Independence and Qualifications of Valuator

(1) Every formal valuation required by this Instrument for a transaction shall be prepared by a valuator that is independent of all interested parties in the transaction and that has appropriate qualifications.

(2) It is a question of fact as to whether a valuator is independent of an interested party or has appropriate qualifications.

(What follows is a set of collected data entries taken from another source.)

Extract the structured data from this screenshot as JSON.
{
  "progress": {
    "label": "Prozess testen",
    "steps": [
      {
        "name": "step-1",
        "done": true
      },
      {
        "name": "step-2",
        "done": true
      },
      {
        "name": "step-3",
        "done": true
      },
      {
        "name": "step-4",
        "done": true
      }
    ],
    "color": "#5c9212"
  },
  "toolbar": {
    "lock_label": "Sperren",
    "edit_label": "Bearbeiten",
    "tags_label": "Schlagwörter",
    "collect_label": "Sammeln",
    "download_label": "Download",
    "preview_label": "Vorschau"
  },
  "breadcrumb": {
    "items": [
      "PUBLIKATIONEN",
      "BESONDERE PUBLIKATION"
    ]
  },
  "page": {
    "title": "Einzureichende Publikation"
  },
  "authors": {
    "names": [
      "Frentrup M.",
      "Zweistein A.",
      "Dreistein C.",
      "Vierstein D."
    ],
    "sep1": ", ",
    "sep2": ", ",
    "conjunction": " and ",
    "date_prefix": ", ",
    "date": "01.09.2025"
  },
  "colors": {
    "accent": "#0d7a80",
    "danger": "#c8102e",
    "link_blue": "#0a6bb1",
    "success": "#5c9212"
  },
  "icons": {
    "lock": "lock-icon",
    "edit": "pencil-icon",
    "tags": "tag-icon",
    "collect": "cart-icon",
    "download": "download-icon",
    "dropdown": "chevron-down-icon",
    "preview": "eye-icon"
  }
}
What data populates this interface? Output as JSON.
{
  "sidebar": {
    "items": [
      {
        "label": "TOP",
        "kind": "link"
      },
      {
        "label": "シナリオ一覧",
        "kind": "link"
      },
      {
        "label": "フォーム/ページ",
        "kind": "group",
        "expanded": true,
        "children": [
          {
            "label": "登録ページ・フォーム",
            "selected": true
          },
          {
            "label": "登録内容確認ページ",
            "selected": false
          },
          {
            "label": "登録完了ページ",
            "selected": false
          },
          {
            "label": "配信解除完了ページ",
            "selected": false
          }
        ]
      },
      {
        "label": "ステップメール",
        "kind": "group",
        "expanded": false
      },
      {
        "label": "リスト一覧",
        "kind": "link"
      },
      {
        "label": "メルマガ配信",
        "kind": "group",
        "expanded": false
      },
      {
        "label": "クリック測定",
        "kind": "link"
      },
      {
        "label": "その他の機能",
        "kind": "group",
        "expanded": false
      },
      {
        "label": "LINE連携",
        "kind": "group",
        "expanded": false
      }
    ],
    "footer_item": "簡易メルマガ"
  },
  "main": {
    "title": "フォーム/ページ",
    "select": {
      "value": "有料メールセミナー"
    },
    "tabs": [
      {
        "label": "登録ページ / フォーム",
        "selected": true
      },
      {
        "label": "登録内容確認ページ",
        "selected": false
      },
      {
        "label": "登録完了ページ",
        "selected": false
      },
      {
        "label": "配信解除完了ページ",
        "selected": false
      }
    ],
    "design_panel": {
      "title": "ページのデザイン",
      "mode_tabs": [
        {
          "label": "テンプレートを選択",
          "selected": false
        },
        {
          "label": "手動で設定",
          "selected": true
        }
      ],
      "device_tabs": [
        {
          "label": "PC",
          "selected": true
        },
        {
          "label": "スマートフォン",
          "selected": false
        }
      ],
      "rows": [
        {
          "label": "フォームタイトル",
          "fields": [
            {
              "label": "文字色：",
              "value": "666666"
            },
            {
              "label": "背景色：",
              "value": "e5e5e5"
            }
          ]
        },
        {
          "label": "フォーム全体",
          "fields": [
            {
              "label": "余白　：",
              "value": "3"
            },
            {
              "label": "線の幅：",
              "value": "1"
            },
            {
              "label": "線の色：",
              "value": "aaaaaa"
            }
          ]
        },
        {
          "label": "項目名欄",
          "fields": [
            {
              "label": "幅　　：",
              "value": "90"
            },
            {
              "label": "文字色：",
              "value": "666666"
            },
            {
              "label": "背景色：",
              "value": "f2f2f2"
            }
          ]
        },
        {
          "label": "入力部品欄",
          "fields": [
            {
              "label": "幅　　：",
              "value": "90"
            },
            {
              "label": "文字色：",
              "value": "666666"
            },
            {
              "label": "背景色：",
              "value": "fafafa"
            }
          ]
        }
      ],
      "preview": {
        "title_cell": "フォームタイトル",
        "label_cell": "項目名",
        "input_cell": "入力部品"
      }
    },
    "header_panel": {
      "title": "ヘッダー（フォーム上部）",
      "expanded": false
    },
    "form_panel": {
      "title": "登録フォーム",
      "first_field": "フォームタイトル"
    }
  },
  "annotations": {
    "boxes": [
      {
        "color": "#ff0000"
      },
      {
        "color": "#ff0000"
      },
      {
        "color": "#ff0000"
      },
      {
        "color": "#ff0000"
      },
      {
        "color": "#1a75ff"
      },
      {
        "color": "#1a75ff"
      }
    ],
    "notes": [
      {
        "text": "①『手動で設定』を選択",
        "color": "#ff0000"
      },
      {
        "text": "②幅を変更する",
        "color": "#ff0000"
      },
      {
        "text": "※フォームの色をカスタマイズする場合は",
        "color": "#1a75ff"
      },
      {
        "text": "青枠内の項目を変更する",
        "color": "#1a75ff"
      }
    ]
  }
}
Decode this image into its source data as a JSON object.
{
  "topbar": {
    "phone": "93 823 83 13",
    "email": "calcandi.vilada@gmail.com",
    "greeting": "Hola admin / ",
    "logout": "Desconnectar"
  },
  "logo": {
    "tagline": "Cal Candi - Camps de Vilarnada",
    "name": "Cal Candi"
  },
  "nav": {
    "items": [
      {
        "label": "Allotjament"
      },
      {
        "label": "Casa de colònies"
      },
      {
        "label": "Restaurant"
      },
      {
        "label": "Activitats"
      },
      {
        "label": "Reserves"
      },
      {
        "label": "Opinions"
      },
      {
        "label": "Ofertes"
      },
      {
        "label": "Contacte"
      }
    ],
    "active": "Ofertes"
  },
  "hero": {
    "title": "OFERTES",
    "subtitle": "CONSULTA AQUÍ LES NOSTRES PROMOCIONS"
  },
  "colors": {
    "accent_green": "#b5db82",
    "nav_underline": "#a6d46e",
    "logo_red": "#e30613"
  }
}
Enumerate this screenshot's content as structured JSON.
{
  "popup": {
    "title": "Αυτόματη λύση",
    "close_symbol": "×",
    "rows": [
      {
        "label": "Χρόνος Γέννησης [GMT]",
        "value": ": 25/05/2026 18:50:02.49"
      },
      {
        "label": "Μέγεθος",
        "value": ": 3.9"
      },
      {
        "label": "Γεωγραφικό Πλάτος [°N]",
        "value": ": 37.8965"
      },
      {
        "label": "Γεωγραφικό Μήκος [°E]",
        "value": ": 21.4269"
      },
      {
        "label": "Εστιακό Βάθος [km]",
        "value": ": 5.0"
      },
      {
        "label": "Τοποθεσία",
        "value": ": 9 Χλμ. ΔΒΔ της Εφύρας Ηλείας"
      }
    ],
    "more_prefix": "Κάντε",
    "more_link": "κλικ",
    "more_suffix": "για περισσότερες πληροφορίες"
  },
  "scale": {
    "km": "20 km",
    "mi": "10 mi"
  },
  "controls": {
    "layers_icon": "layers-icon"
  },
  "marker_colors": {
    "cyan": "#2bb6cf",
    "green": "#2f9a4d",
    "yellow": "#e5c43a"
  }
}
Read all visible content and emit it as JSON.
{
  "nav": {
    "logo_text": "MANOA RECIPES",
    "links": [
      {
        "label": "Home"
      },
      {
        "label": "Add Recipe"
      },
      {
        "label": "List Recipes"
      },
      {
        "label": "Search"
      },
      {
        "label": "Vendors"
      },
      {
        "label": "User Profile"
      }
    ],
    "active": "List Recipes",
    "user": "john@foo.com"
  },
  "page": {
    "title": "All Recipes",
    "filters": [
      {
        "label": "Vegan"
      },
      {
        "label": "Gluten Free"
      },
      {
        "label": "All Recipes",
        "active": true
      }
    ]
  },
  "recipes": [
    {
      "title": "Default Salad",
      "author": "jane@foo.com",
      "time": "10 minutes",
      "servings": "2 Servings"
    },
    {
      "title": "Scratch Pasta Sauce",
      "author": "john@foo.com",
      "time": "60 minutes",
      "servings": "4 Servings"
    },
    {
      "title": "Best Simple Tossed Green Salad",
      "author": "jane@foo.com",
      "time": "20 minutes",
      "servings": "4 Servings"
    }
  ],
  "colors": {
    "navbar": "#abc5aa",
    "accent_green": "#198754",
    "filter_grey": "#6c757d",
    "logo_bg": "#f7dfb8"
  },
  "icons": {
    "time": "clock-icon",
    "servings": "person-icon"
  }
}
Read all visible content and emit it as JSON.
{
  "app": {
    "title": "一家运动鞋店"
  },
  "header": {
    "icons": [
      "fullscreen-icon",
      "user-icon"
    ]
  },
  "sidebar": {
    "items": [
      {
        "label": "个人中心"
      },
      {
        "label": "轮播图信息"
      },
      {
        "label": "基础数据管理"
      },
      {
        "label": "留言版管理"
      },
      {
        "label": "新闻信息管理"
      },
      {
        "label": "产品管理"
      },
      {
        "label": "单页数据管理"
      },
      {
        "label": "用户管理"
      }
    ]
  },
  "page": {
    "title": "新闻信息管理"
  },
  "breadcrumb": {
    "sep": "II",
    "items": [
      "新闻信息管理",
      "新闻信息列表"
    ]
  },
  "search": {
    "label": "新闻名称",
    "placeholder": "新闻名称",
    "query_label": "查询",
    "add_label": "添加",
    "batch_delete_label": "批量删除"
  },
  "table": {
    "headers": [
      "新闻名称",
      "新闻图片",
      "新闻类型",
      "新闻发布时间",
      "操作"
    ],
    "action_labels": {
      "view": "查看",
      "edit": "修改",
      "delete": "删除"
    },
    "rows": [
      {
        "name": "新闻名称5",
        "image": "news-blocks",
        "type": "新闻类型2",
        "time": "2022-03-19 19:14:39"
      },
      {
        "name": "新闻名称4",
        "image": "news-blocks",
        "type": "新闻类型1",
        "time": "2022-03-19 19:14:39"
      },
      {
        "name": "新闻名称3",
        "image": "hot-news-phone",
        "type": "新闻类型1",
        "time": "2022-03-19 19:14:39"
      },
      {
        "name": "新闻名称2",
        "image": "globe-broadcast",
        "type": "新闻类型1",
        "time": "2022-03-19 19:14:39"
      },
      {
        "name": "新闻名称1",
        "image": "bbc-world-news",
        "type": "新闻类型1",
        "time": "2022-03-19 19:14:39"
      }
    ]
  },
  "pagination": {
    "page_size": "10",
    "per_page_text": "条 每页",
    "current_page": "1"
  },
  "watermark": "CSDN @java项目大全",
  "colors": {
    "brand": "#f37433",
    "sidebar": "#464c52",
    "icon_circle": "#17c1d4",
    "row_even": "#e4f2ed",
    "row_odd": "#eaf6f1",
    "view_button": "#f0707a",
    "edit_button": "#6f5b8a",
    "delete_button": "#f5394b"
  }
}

(3) A valuator is not independent of an interested party in connection with a transaction if

(a) the valuator is an associated or affiliated entity or issuer insider of the interested party,

(b) except in the circumstances described in paragraph (e), the valuator acts as an adviser to the interested party in respect of the transaction, but for this purpose, a valuator that is retained by an issuer to prepare a formal valuation for an issuer bid is not, for that reason alone, considered to be an adviser to the interested party in respect of the transaction,

(c) the compensation of the valuator depends in whole or in part on an agreement, arrangement or understanding that gives the valuator a financial incentive in respect of the conclusion reached in the formal valuation or the outcome of the transaction,

(d) the valuator is

(i) a manager or co-manager of a soliciting dealer group for the transaction, or

(ii) a member of a soliciting dealer group for the transaction, if the valuator, in its capacity as a soliciting dealer, performs services beyond the customary soliciting dealer’s function or receives more than the per security or per security holder fees payable to other members of the group,

(e) the valuator is the external auditor of the issuer or of an interested party, unless the valuator will not be the external auditor of the issuer or of an interested party upon completion of the transaction and that fact is publicly disclosed at the time of or prior to the public disclosure of the results of the valuation, or

(f) the valuator has a material financial interest in the completion of the transaction, and for the purposes of this subsection, references to the valuator include any affiliated entity of the valuator.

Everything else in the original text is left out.